© INTERNELe 31 octobre 2000, le Ievoli Sun sombrait au large des côtes normandes avec à son bord 6.000 tonnes de produits chimiques, dont 4.000 tonnes de styrène. Depuis, il repose par 70 mètres de fond. Près de six mois après le naufrage du chimiquier, les travaux de récupération des produits dangereux contenus dans ses soutes vont pouvoir débuter. Smit Pioneer, le navire néerlandais chargé des opérations est sur zone. Le premier perçage de la coque est fixé pour lundi matin. "Après avoir effectué ses réglages et tests de son système de positionnement dynamique et du robot sous-marin (ROV), il a réalisé une première investigation sous-marine : l'épave n'a pas bougé, aucune fuite ni brèche supplémentaire n'a été observée, aucun obstacle flottant n'a été repéré à proximité de l'épave", explique-t-on dans un communiqué de la préfecture maritime de la Manche. Une seconde investigation visant à repérer les soutes et les points de perçage sur la coque a ensuite eu lieu.
Perçage, mode d'emploi
Les opérations devraient débuter par le perçage d'un trou en partie basse de chaque soute pour créer une arrivée d'eau de mer, car "le styrène, plus léger que l'eau, est repoussé par l'eau vers la partie haute de la cuve". Ce système permet d'éviter la déformation des cuves. Ensuite viendra le perçage de la partie haute des soutes, pour permettre l'évacuation du styrène par un tuyau relié à des pompes sur le Smit Pioneer. "Le mélange styrène-eau de mer sera stocké sur une barge fixée à bord du Smit Pioneer. Ultérieurement, c'est le tanker +navette+ Angela qui, après transbordement, assurera le transport du mélange récupéré" vers Rotterdam (Pays-Bas), où il sera retraité.

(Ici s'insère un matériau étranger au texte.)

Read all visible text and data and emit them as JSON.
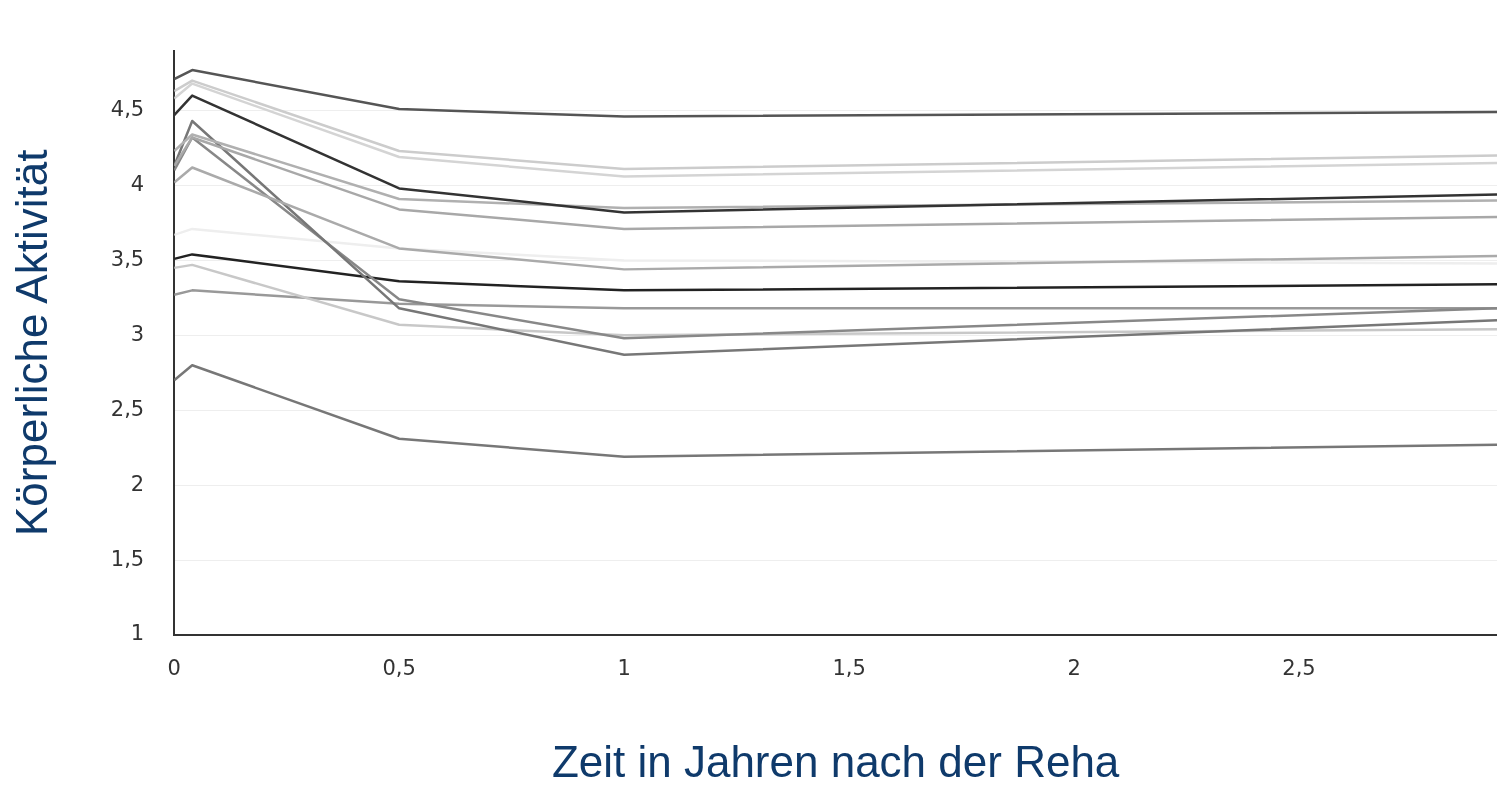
{
  "chart_data": {
    "type": "line",
    "xlabel": "Zeit in Jahren nach der Reha",
    "ylabel": "Körperliche Aktivität",
    "x": [
      0,
      0.04,
      0.5,
      1,
      2.94
    ],
    "xlim": [
      0,
      2.94
    ],
    "xticks": [
      0,
      {
        "value": 0.5,
        "label": "0,5"
      },
      1,
      {
        "value": 1.5,
        "label": "1,5"
      },
      2,
      {
        "value": 2.5,
        "label": "2,5"
      }
    ],
    "ylim": [
      1,
      4.9
    ],
    "yticks": [
      1,
      {
        "value": 1.5,
        "label": "1,5"
      },
      2,
      {
        "value": 2.5,
        "label": "2,5"
      },
      3,
      {
        "value": 3.5,
        "label": "3,5"
      },
      4,
      {
        "value": 4.5,
        "label": "4,5"
      }
    ],
    "grid": "y",
    "legend": false,
    "marker": "none",
    "line_style": "solid",
    "series": [
      {
        "color": "#555555",
        "values": [
          4.71,
          4.77,
          4.51,
          4.46,
          4.49
        ]
      },
      {
        "color": "#cccccc",
        "values": [
          4.63,
          4.7,
          4.23,
          4.11,
          4.2
        ]
      },
      {
        "color": "#d4d4d4",
        "values": [
          4.58,
          4.68,
          4.19,
          4.06,
          4.15
        ]
      },
      {
        "color": "#333333",
        "values": [
          4.47,
          4.6,
          3.98,
          3.82,
          3.94
        ]
      },
      {
        "color": "#b0b0b0",
        "values": [
          4.23,
          4.34,
          3.91,
          3.85,
          3.9
        ]
      },
      {
        "color": "#a8a8a8",
        "values": [
          4.13,
          4.32,
          3.84,
          3.71,
          3.79
        ]
      },
      {
        "color": "#aaaaaa",
        "values": [
          4.02,
          4.12,
          3.58,
          3.44,
          3.53
        ]
      },
      {
        "color": "#777777",
        "values": [
          4.13,
          4.43,
          3.18,
          2.87,
          3.1
        ]
      },
      {
        "color": "#888888",
        "values": [
          4.1,
          4.32,
          3.24,
          2.98,
          3.18
        ]
      },
      {
        "color": "#eeeeee",
        "values": [
          3.67,
          3.71,
          3.58,
          3.5,
          3.48
        ]
      },
      {
        "color": "#222222",
        "values": [
          3.51,
          3.54,
          3.36,
          3.3,
          3.34
        ]
      },
      {
        "color": "#c8c8c8",
        "values": [
          3.45,
          3.47,
          3.07,
          3.0,
          3.04
        ]
      },
      {
        "color": "#999999",
        "values": [
          3.27,
          3.3,
          3.21,
          3.18,
          3.18
        ]
      },
      {
        "color": "#777777",
        "values": [
          2.7,
          2.8,
          2.31,
          2.19,
          2.27
        ]
      }
    ]
  }
}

Pendant ces opérations, le bateau disposera d'un navire de soutien, le remorqueur Banckert, équipé d'un dispositif anti-pollution. Ce remorqueur néerlandais travaille habituellement sur les plates-formes off-shore. Le navire de surveillance de la Marine nationale Alcyon se rendra également sur la zone de l'épave, où les marins pompiers de Cherbourg effectueront des prélèvements d'air et d'eau.
Les opérations, qui devraient s'étaler sur environ six semaines, comprendront le pompage des produits dangereux (styrène et fioul de propulsion) et le relâchement contrôlé à faible débit des autres produits de la cargaison, "non polluants et biodégradables dans ces conditions", selon la préfecture maritime et le ministère des Transports.